Heading towards the dawn of the new millennium, Christodoulos became even more outspoken in his views - whether from the pulpit or in statements at well-attended events -- regarding the Church and its relations with the state and society, with reactions ranging from jubilant enthusiasm, by the Orthodox faithful, to cries of obscurantism by his secular critics in the country.

Two major clashes punctuated Christodoulos' tenure as head of the Greek Church: his quarrel, often taking on a personal tone, with the Simitis government, shortly after the general election in 2000, over the issue of a religious affiliation listing on police-issued ID cards; and, in 2004, a "chill" in relations between the Autocephalous Church of Greece and its spiritual elder, the Ecumenical Patriarchate of Constantinople in Istanbul, the world's most ancient Orthodox Church. The latter dispute was ostensibly over canonical jurisdiction in a number of northern Greece bishoprics.

The socialist government more-or-less ignored heated Church protests and proceeded with the removal of the religious affiliation from ID cards and essentially ended the controversy, whereas a full rapprochement between the "sister Churches" of Greece and the Ecumenical Patriarchate was achieved in late 2004, following mediation by the education and religious affairs minister at the time, Marietta Yiannakou.

A milestone in Christodoulos' tenure came with the unprecedented official visit of late Pope John Paul II to Athens in 2001, a visit that had appeared unthinkable decades before.

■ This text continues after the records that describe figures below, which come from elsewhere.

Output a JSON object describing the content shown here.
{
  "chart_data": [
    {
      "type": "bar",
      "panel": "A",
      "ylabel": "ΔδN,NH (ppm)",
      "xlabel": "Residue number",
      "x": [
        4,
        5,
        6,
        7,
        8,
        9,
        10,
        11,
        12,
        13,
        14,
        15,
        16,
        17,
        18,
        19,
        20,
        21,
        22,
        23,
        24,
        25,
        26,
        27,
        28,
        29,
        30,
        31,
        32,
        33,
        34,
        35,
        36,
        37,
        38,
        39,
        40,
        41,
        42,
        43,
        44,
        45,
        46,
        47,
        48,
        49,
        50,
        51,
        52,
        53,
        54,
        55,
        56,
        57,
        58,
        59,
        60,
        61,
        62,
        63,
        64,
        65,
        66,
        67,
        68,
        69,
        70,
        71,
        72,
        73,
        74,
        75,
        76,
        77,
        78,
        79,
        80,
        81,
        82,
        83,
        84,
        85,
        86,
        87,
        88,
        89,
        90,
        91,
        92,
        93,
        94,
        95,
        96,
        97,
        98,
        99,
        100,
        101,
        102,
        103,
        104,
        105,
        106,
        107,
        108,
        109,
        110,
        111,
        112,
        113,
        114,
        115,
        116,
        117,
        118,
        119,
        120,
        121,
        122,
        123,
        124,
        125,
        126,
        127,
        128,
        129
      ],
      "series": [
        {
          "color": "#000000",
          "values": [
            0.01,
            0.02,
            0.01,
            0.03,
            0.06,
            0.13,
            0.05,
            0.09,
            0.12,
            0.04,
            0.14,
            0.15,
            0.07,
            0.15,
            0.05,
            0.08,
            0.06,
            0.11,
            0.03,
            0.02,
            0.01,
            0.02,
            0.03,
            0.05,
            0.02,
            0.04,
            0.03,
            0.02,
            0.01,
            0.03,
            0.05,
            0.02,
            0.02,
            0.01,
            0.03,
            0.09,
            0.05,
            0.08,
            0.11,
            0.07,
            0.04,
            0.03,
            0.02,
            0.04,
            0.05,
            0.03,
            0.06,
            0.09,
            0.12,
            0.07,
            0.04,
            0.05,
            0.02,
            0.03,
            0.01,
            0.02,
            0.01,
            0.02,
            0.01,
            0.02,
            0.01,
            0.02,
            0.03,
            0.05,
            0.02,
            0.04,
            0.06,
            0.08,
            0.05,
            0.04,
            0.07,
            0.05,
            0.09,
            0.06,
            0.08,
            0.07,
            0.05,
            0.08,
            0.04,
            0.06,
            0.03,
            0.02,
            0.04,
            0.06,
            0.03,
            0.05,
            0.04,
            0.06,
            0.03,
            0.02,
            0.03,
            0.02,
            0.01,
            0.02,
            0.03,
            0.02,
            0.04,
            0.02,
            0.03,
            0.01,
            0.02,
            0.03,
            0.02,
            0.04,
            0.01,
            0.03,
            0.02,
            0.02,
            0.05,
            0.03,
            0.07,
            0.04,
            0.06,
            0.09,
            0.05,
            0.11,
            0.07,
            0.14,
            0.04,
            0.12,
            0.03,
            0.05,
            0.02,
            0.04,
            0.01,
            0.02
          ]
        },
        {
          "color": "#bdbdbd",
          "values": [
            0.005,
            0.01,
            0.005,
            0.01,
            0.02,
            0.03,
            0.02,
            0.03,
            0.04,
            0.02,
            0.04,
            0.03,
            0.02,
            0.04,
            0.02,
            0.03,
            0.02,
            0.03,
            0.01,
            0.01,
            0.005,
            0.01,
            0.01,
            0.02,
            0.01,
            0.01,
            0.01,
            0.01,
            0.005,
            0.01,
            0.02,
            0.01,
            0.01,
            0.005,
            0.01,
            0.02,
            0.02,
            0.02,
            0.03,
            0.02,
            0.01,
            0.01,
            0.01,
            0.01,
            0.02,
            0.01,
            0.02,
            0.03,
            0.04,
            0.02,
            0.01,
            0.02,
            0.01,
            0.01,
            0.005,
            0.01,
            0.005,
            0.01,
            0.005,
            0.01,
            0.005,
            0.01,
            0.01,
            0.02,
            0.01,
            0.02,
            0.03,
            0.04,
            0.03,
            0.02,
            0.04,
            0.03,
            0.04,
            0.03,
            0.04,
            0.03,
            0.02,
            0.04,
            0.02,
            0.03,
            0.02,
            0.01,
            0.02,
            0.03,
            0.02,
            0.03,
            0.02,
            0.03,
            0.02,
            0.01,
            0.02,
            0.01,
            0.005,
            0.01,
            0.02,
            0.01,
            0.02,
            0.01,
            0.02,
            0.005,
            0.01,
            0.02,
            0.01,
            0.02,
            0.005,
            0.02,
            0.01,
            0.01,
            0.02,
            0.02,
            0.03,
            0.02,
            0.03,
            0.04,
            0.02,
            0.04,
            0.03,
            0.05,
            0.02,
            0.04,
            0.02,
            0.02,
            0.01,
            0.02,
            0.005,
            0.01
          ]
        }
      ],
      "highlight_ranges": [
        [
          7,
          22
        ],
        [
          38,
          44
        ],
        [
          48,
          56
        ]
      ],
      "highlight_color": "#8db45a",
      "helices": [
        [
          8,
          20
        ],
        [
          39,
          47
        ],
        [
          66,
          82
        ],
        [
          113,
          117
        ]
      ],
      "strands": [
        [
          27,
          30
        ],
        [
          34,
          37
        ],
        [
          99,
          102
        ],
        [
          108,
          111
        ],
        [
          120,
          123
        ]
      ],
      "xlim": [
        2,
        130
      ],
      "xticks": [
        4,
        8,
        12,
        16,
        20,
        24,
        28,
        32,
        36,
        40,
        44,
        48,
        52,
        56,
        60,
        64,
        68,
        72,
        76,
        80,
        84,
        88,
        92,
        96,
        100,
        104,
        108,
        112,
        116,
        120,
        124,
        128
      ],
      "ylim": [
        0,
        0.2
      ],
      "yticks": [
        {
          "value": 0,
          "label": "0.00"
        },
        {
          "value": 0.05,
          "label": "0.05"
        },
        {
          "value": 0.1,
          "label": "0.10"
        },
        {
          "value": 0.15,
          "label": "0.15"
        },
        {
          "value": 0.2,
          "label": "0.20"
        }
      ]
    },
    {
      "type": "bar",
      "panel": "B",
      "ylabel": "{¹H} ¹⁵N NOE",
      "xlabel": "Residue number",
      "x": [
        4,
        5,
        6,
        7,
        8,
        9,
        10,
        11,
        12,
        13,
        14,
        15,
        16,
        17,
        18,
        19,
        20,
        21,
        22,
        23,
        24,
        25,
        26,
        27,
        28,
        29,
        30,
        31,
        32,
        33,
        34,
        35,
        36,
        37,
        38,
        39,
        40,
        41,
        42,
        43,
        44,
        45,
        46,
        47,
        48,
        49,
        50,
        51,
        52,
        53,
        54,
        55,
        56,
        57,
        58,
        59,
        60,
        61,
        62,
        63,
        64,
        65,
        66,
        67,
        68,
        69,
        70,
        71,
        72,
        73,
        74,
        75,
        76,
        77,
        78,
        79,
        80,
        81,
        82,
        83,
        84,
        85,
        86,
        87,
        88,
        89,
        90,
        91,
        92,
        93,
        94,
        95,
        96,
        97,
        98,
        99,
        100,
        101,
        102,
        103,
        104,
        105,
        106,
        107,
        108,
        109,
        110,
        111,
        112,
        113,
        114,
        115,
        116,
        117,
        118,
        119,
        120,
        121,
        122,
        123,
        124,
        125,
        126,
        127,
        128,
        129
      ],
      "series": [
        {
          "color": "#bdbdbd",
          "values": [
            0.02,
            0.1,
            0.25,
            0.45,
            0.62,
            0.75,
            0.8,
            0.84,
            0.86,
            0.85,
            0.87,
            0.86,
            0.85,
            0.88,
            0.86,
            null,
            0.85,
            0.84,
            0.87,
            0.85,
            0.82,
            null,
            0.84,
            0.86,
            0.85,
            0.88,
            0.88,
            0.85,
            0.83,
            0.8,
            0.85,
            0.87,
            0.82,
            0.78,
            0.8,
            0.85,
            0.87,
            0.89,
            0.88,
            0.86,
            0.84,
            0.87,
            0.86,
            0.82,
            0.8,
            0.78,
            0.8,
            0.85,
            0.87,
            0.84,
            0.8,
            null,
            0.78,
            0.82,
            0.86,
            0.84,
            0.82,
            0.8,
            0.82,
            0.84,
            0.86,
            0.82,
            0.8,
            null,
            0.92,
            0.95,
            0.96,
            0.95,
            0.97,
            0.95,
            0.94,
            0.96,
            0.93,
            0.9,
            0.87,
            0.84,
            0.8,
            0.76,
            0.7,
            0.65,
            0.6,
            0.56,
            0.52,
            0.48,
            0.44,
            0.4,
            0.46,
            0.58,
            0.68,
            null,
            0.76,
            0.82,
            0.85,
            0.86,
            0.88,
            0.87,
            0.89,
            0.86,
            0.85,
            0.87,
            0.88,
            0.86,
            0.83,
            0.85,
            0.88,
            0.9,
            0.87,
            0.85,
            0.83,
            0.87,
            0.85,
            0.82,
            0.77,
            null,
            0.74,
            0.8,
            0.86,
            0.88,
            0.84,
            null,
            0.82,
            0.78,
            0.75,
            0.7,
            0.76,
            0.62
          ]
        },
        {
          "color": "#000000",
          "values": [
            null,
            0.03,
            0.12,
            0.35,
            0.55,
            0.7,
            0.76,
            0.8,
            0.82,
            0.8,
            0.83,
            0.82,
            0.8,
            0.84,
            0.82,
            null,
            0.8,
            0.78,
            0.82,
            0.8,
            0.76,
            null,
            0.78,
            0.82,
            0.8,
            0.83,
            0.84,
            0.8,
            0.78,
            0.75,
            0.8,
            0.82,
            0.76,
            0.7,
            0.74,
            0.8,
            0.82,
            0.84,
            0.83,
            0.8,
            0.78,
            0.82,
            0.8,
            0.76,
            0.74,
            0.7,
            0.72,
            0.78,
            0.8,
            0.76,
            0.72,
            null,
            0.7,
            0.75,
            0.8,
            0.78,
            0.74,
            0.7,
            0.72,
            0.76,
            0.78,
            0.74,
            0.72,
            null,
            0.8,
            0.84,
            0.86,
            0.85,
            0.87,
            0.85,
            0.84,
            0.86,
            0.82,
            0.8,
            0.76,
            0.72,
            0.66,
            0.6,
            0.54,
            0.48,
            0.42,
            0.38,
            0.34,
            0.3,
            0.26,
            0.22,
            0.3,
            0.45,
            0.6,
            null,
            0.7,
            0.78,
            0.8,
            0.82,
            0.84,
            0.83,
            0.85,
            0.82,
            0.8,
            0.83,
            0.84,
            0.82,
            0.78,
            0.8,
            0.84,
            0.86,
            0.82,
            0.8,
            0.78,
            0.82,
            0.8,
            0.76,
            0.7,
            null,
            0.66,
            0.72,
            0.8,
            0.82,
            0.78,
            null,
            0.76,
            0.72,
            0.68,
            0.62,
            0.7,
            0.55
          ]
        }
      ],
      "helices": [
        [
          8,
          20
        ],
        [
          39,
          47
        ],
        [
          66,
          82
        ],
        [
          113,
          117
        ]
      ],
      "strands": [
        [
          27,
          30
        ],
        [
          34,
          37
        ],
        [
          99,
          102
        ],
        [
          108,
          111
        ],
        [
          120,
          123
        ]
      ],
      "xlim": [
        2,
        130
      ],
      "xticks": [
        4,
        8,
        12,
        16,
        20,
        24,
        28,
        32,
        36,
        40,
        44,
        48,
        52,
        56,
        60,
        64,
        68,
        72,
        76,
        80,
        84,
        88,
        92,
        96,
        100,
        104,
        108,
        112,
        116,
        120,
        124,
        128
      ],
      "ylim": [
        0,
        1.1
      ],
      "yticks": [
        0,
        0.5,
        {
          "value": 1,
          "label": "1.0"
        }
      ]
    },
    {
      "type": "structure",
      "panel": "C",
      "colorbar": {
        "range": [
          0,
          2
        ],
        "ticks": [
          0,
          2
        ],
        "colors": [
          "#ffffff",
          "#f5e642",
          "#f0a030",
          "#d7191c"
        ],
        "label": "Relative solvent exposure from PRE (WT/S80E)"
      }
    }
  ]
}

The Archbishop brushed aside heated protests from within the Church's more zealous quarters and lent his support for the pontifical visit, personally taking the podium at a Holy Synod session to win over the Greek Church's sceptical bishops.

With a gracious Christodoulos at his side, John Paul II expressed the Roman Catholic Church's historic apology for past wrongs, a defining moment in recent ecclesiastical history, and one that essentially allowed for a genuine thaw in 21st century relations between the Churches of East and West. Christodoulos reciprocated in 2006 with an official visit to the Vatican and an audience with new Pope Benedict XVI.

The Archbishop's life was forever changed on a sunny Saturday, the 9th of June, 2006. Christodoulos fell ill while preparing for a visit to the Patriarchate of Alexandria. Immediate medical tests revealed that he suffered from advanced cancer in the large intestine and an unrelated malignant growth in the liver.

A first operation to remove the intestinal cancer was deemed successful, while consultations amongst his attending physicians finally led to a decision to seek treatment in the United States, and specifically at an internationally acclaimed clinic in Miami, Florida.

Initial despair with the news of the cancer turned into guarded optimism after the first operation and quickly manifested into a strong conviction amongst the public opinion and Christodoulos' close associates that the Archbishop was on the road to a full recovery with a pending a liver transplant in America.

Christodoulos departed Greece on Aug. 18 aboard a state executive jet, headed for Miami and Jackson Memorial Hospital, where Greek-American transplant specialist Andreas Jackis waited.

Fifty days later Christodoulos is quickly prepared for surgery when a donor match is found, only to be whisked from the operating theatre without the hoped-for procedure taking place - a dejected Jackis merely announces to waiting cameras that the liver cancer has spread, making the transplant impossible.

The inevitable occurs on the last Monday of January 2008, a chilly morning in the Greek capital and several months after the initial diagnosis.